Welcome to Doctoral Defense of Gustav Häger, Computer Vision Laboratories, ISY
Titel: Learning Visual Perception for Autonomous Systems
Försvarare: Gustav Häger, Linköping University
Handledare: Michael Felsberg, Linköping University
Opponent: Roman Pflugfelder, Technische Universität Wien och Austrian Institute of Technology
Plats: Ada Lovlace, Zoom: https://liu-se.zoom.us/j/65502138405
In the last decade, developments in hardware, sensors and software have made it possible to create increasingly autonomous systems. These systems can be as simple as limited driver assistance software lane-following in cars, or limited collision warning systems for otherwise manually piloted drones. On the other end of the spectrum exist fully autonomous cars, boats or helicopters. With increasing abilities to function autonomously, the demands to operate with minimal human supervision in unstructured environments increase accordingly.
Common to most, if not all, autonomous systems is that they require an accurate model of the surrounding world. While there is currently a large number of possible sensors useful to create such models available, cameras are one of the most versatile. From a sensing perspective cameras have several advantages over other sensors in that they require no external infrastructure, are relatively cheap and can be used to extract such information as the relative positions of other objects, their movements over time, create accurate maps and locate the autonomous system within these maps.
Using cameras to produce a model of the surroundings require solving a number of technical problems. Often these problems have a basis in recognizing that an object or region of interest is the same over time or in novel viewpoints. In visual tracking this type of recognition is required to follow an object of interest through a sequence of images. In geometric problems it is often a requirement to recognize corresponding image regions in order to perform 3D reconstruction or localization.
The first set of contributions in this thesis is related to the improvement of a class of on-line learned visual object trackers based on discriminative correlation filters. In visual tracking estimation of the objects size is important for reliable tracking, the first contribution in this part of the thesis investigates this problem. The performance of discriminative correlation filters is highly dependent on what feature representation is used by the filter. The second tracking contribution investigates the performance impact of different features derived from a deep neural network.

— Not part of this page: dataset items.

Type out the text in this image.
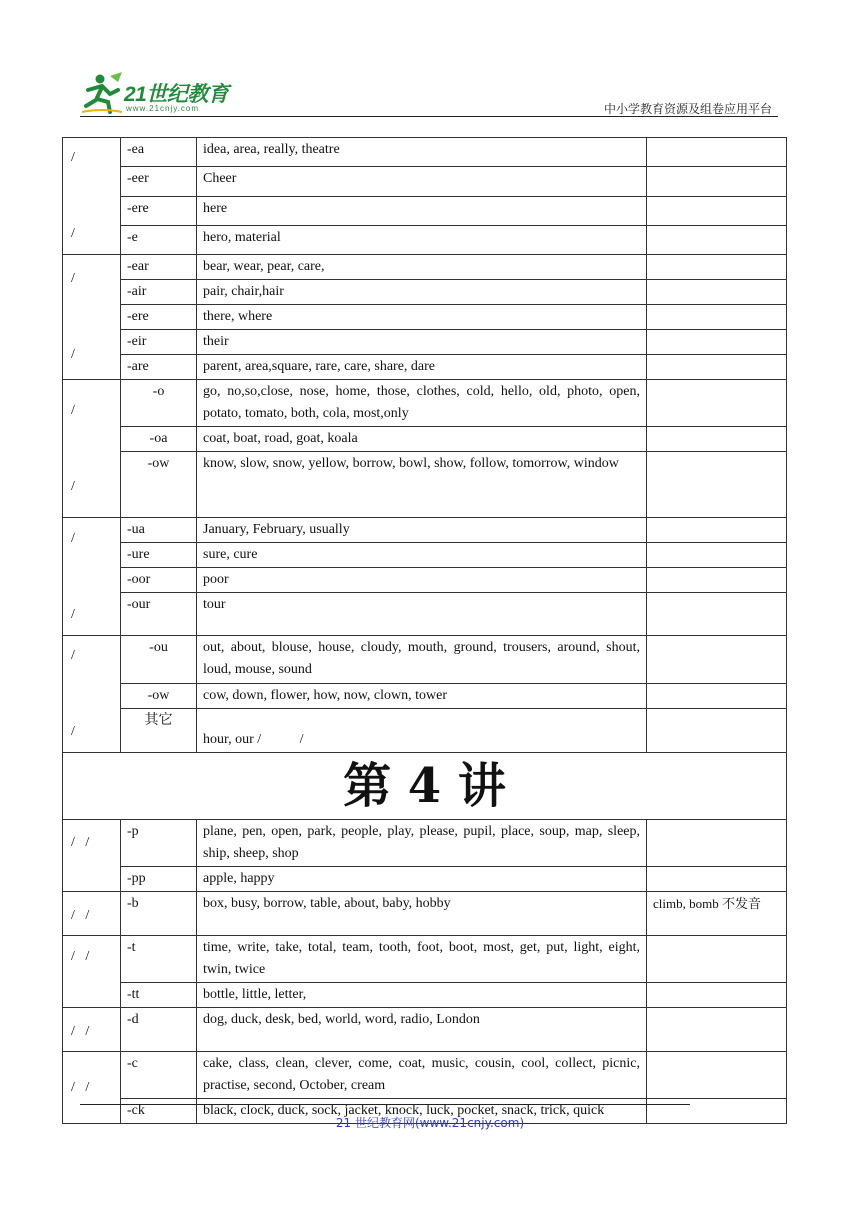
21世纪教育
www.21cnjy.com	中小学教育资源及组卷应用平台
/

/	-ea	idea, area, really, theatre	
	-eer	Cheer	
	-ere	here	
	-e	hero, material	
/

/	-ear	bear, wear, pear, care,	
	-air	pair, chair,hair	
	-ere	there, where	
	-eir	their	
	-are	parent, area,square, rare, care, share, dare	
/

/	-o	go, no,so,close, nose, home, those, clothes, cold, hello, old, photo, open, potato, tomato, both, cola, most,only	
	-oa	coat, boat, road, goat, koala	
	-ow	know, slow, snow, yellow, borrow, bowl, show, follow, tomorrow, window	
/

/	-ua	January, February, usually	
	-ure	sure, cure	
	-oor	poor	
	-our	tour	
/

/	-ou	out, about, blouse, house, cloudy, mouth, ground, trousers, around, shout, loud, mouse, sound	
	-ow	cow, down, flower, how, now, clown, tower	
	其它	hour, our /           /	
第 4 讲			
/   /	-p	plane, pen, open, park, people, play, please, pupil, place, soup, map, sleep, ship, sheep, shop	
	-pp	apple, happy	
/   /	-b	box, busy, borrow, table, about, baby, hobby	climb, bomb 不发音
/   /	-t	time, write, take, total, team, tooth, foot, boot, most, get, put, light, eight, twin, twice	
	-tt	bottle, little, letter,	
/   /	-d	dog, duck, desk, bed, world, word, radio, London	
/   /	-c	cake, class, clean, clever, come, coat, music, cousin, cool, collect, picnic, practise, second, October, cream	
	-ck	black, clock, duck, sock, jacket, knock, luck, pocket, snack, trick, quick	
21 世纪教育网(www.21cnjy.com)
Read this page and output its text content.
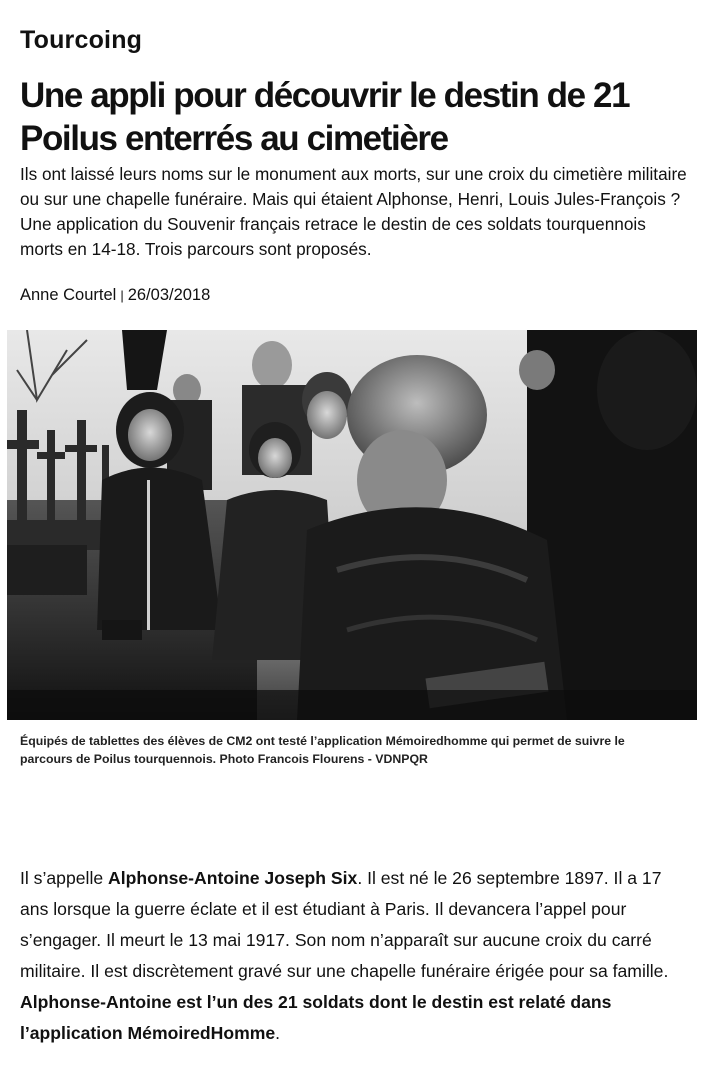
Tourcoing
Une appli pour découvrir le destin de 21 Poilus enterrés au cimetière

Ils ont laissé leurs noms sur le monument aux morts, sur une croix du cimetière militaire ou sur une chapelle funéraire. Mais qui étaient Alphonse, Henri, Louis Jules-François ? Une application du Souvenir français retrace le destin de ces soldats tourquennois morts en 14-18. Trois parcours sont proposés.

Anne Courtel | 26/03/2018

Équipés de tablettes des élèves de CM2 ont testé l’application Mémoiredhomme qui permet de suivre le parcours de Poilus tourquennois. Photo Francois Flourens - VDNPQR

Il s’appelle Alphonse-Antoine Joseph Six. Il est né le 26 septembre 1897. Il a 17 ans lorsque la guerre éclate et il est étudiant à Paris. Il devancera l’appel pour s’engager. Il meurt le 13 mai 1917. Son nom n’apparaît sur aucune croix du carré militaire. Il est discrètement gravé sur une chapelle funéraire érigée pour sa famille. Alphonse-Antoine est l’un des 21 soldats dont le destin est relaté dans l’application MémoiredHomme.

A second set of contributions relate to the evaluation of visual object trackers. The first of these are the visual object tracking challenge. This challenge is a yearly comparison of state-of-the art visual tracking algorithms. A second contribution is an investigation into the possible issues when using bounding-box representations for ground-truth data.
In real world settings tracking typically occur over longer time sequences than is common in benchmarking datasets. In such settings it is common that the model updates of many tracking algorithms cause the tracker to fail silently. For this reason it is important to have an estimate of the trackers performance even in cases when no ground-truth annotations exist. The first of the final three contributions investigates this problem in a robotics setting, by fusing information from a pre-trained object detector in a state-estimation framework. An additional contribution describes how to dynamically re-weight the data used for the appearance model of a tracker. A final contribution investigates how to obtain an estimate of how certain detections are in a setting where geometrical limitations can be imposed on the search region. The proposed solution learns to accurately predict stereo disparities along with accurate assessments of each predictions certainty.